12 Ey doğru kişiyi sınayan, Yüreği ve düşünceyi gören Her Şeye Egemen RAB! Davamı senin eline bırakıyorum. Onlardan alacağın öcü göreyim!
And you, O Lord of hosts, the Tester of the just, who sees the temperament and the heart: I beg you to let me see your vengeance upon them. For I have revealed my case to you.
13 Ezgiler okuyun RAB'be! Övün RAB'bi! Çünkü yoksulun canını kötülerin elinden O kurtardı.
Sing to the Lord! Praise the Lord! For he has freed the soul of the poor from the hand of the wicked.
14 Lanet olsun doğduğum güne! Kutlu olmasın annemin beni doğurduğu gün!
Cursed is the day on which I was born! The day on which my mother gave birth to me: let it not be blessed!
15 “Bir oğlun oldu!” diyerek babama haber getiren, Onu sevince boğan adama lanet olsun!
Cursed is the man who announced it to my father, saying, ‘A male child has been born to you,’ causing him to rejoice with gladness.
16 RAB'bin acımadan yerle bir ettiği Kentler gibi olsun o adam! Sabah feryatlar, Öğlen savaş naraları duysun!

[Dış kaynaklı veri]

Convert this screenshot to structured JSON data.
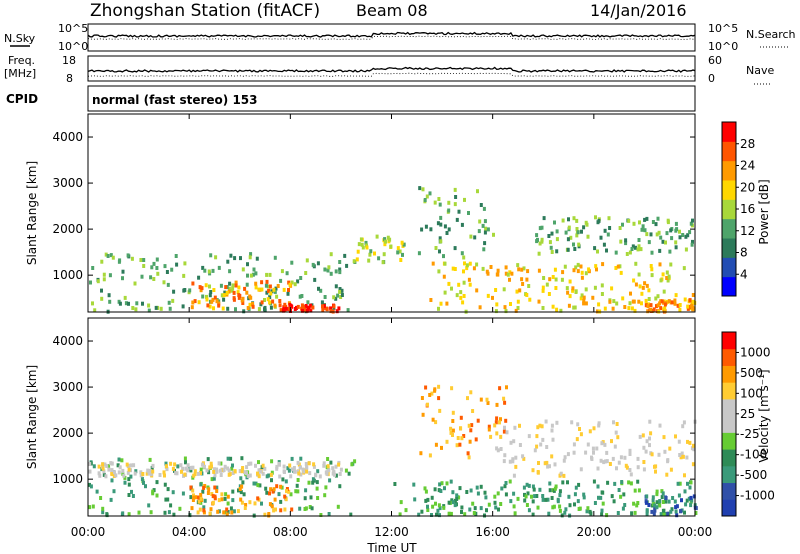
{
  "header": {
    "station": "Zhongshan Station (fitACF)",
    "beam": "Beam 08",
    "date": "14/Jan/2016"
  },
  "side_labels": {
    "nsky": "N.Sky",
    "nsearch": "N.Search",
    "freq": "Freq.",
    "freq_unit": "[MHz]",
    "nave": "Nave",
    "cpid": "CPID",
    "cpid_value": "normal (fast stereo) 153",
    "tick_1e5": "10^5",
    "tick_1e0": "10^0",
    "tick_18": "18",
    "tick_8": "8",
    "tick_60": "60",
    "tick_0": "0"
  },
  "colors": {
    "power_scale": [
      "#0000ff",
      "#224db3",
      "#2c7a5a",
      "#4ea46a",
      "#a8d83a",
      "#ffd700",
      "#ff9a00",
      "#ff5500",
      "#ff0000"
    ],
    "velocity_scale": [
      "#ff0000",
      "#ff5a00",
      "#ff9a00",
      "#ffcc33",
      "#c8c8c8",
      "#c8c8c8",
      "#66cc33",
      "#2e8b57",
      "#3a9a7a",
      "#3050a8",
      "#2040b0"
    ]
  },
  "chart_data": [
    {
      "type": "heatmap",
      "name": "power",
      "ylabel": "Slant Range [km]",
      "yticks": [
        "1000",
        "2000",
        "3000",
        "4000"
      ],
      "ylim": [
        200,
        4500
      ],
      "xlim": [
        "00:00",
        "24:00"
      ],
      "colorbar_label": "Power [dB]",
      "colorbar_ticks": [
        "4",
        "8",
        "12",
        "16",
        "20",
        "24",
        "28"
      ],
      "colorbar_range": [
        0,
        32
      ],
      "bands": [
        {
          "t0": 0.0,
          "t1": 10.5,
          "r0": 250,
          "r1": 1500,
          "level": 10
        },
        {
          "t0": 4.0,
          "t1": 8.0,
          "r0": 300,
          "r1": 900,
          "level": 22
        },
        {
          "t0": 7.5,
          "t1": 10.0,
          "r0": 250,
          "r1": 400,
          "level": 28
        },
        {
          "t0": 10.5,
          "t1": 12.5,
          "r0": 1300,
          "r1": 1900,
          "level": 14
        },
        {
          "t0": 13.0,
          "t1": 16.0,
          "r0": 1400,
          "r1": 3000,
          "level": 10
        },
        {
          "t0": 13.5,
          "t1": 24.0,
          "r0": 250,
          "r1": 1300,
          "level": 16
        },
        {
          "t0": 17.5,
          "t1": 24.0,
          "r0": 1500,
          "r1": 2300,
          "level": 12
        },
        {
          "t0": 21.5,
          "t1": 24.0,
          "r0": 250,
          "r1": 500,
          "level": 22
        }
      ]
    },
    {
      "type": "heatmap",
      "name": "velocity",
      "ylabel": "Slant Range [km]",
      "yticks": [
        "1000",
        "2000",
        "3000",
        "4000"
      ],
      "ylim": [
        200,
        4500
      ],
      "xlim": [
        "00:00",
        "24:00"
      ],
      "xticks": [
        "00:00",
        "04:00",
        "08:00",
        "12:00",
        "16:00",
        "20:00",
        "00:00"
      ],
      "xlabel": "Time UT",
      "colorbar_label": "Velocity [m s⁻¹]",
      "colorbar_ticks": [
        "1000",
        "500",
        "100",
        "25",
        "-25",
        "-100",
        "-500",
        "-1000"
      ],
      "bands": [
        {
          "t0": 0.0,
          "t1": 10.5,
          "r0": 250,
          "r1": 1500,
          "level": 7
        },
        {
          "t0": 4.0,
          "t1": 8.0,
          "r0": 250,
          "r1": 900,
          "level": 2
        },
        {
          "t0": 0.0,
          "t1": 10.0,
          "r0": 1100,
          "r1": 1400,
          "level": 4
        },
        {
          "t0": 13.0,
          "t1": 16.5,
          "r0": 1500,
          "r1": 3100,
          "level": 2
        },
        {
          "t0": 12.0,
          "t1": 24.0,
          "r0": 250,
          "r1": 1000,
          "level": 7
        },
        {
          "t0": 16.0,
          "t1": 24.0,
          "r0": 1100,
          "r1": 2300,
          "level": 4
        },
        {
          "t0": 22.0,
          "t1": 24.0,
          "r0": 250,
          "r1": 700,
          "level": 9
        }
      ]
    }
  ]
}
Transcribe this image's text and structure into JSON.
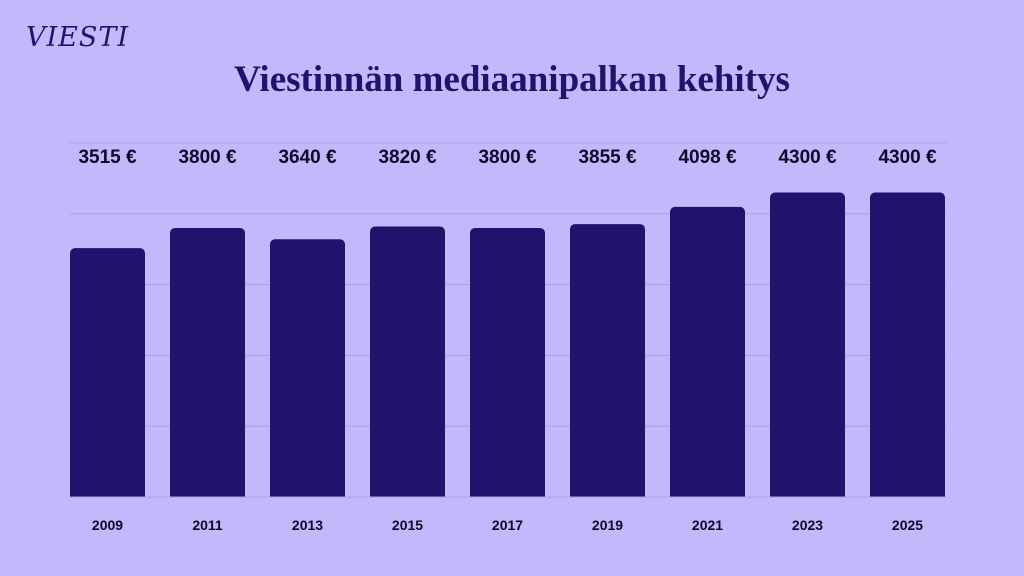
{
  "brand": {
    "logo_text": "VIESTI"
  },
  "colors": {
    "background": "#c1b9fc",
    "bar": "#23126b",
    "text": "#0f0a2a"
  },
  "chart_data": {
    "type": "bar",
    "title": "Viestinnän mediaanipalkan kehitys",
    "categories": [
      "2009",
      "2011",
      "2013",
      "2015",
      "2017",
      "2019",
      "2021",
      "2023",
      "2025"
    ],
    "values": [
      3515,
      3800,
      3640,
      3820,
      3800,
      3855,
      4098,
      4300,
      4300
    ],
    "value_labels": [
      "3515 €",
      "3800 €",
      "3640 €",
      "3820 €",
      "3800 €",
      "3855 €",
      "4098 €",
      "4300 €",
      "4300 €"
    ],
    "unit": "€",
    "xlabel": "",
    "ylabel": "",
    "ylim": [
      0,
      5000
    ],
    "grid": true,
    "legend": "none"
  }
}
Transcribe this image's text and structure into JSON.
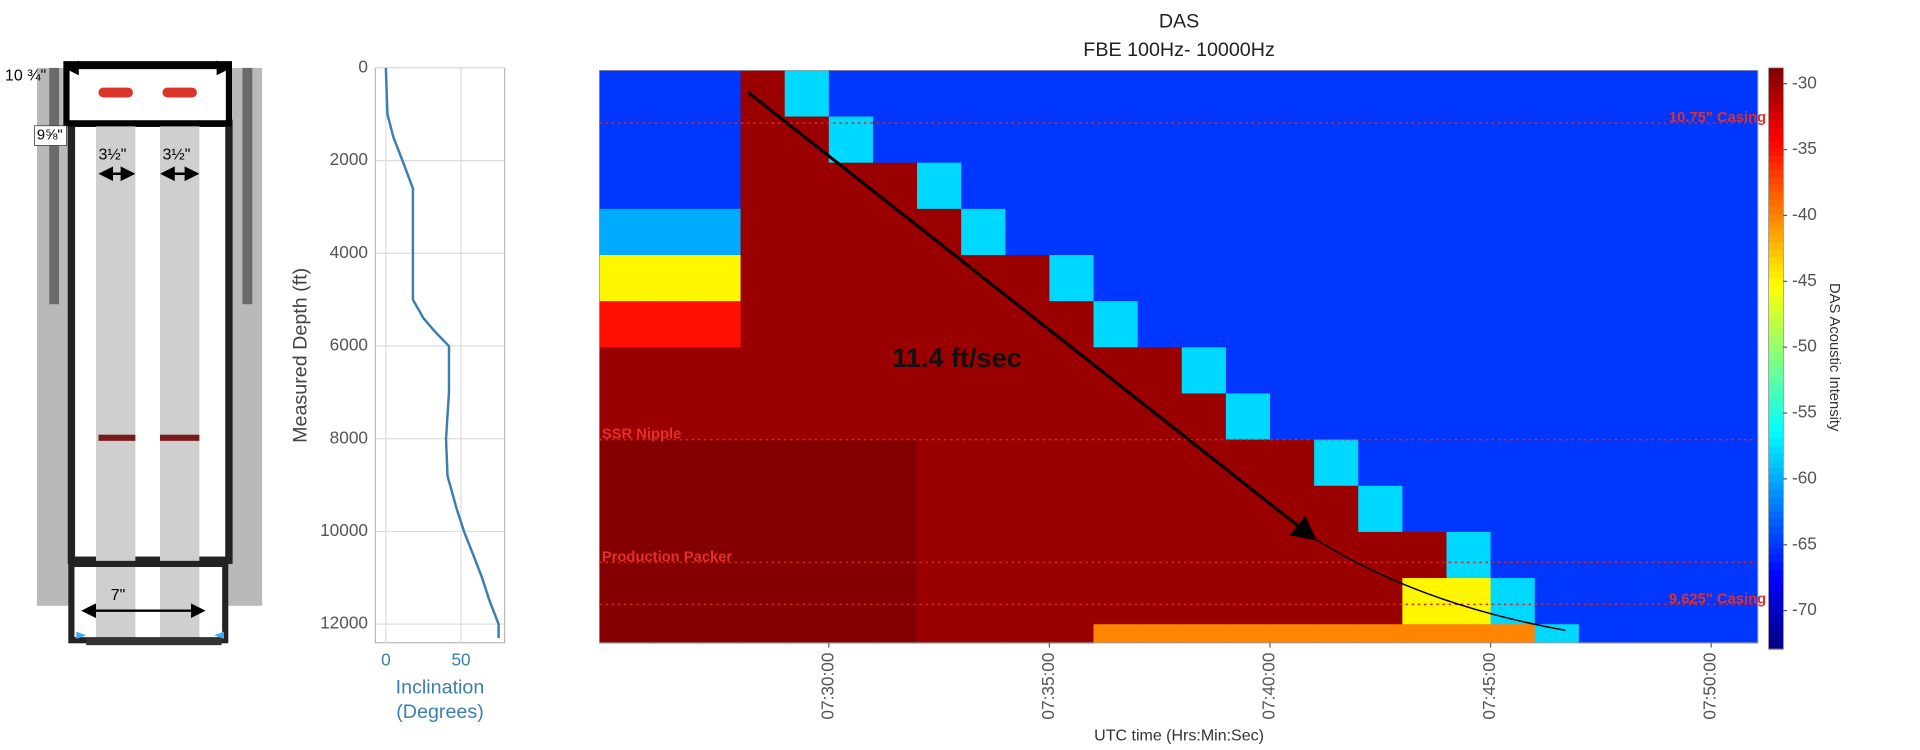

Let that man be like the cities that the Lord has overthrown without regret. Let him hear an outcry in the morning, and wailing at the time of midday!
17 Çünkü beni annemin rahminde öldürmedi; Annem mezarım olur, Rahmi hep gebe kalırdı.
So let him be, who did not put me to death from the womb, so that my mother would have been my sepulcher, and her womb would have been my eternal resting place!
18 Neden ana rahminden çıktım? Dert, üzüntü görmek, Ömrümü utanç içinde geçirmek için mi?
Why did I depart from the womb, so that I would see hardship and sorrow, and so that my days would be consumed by trouble?”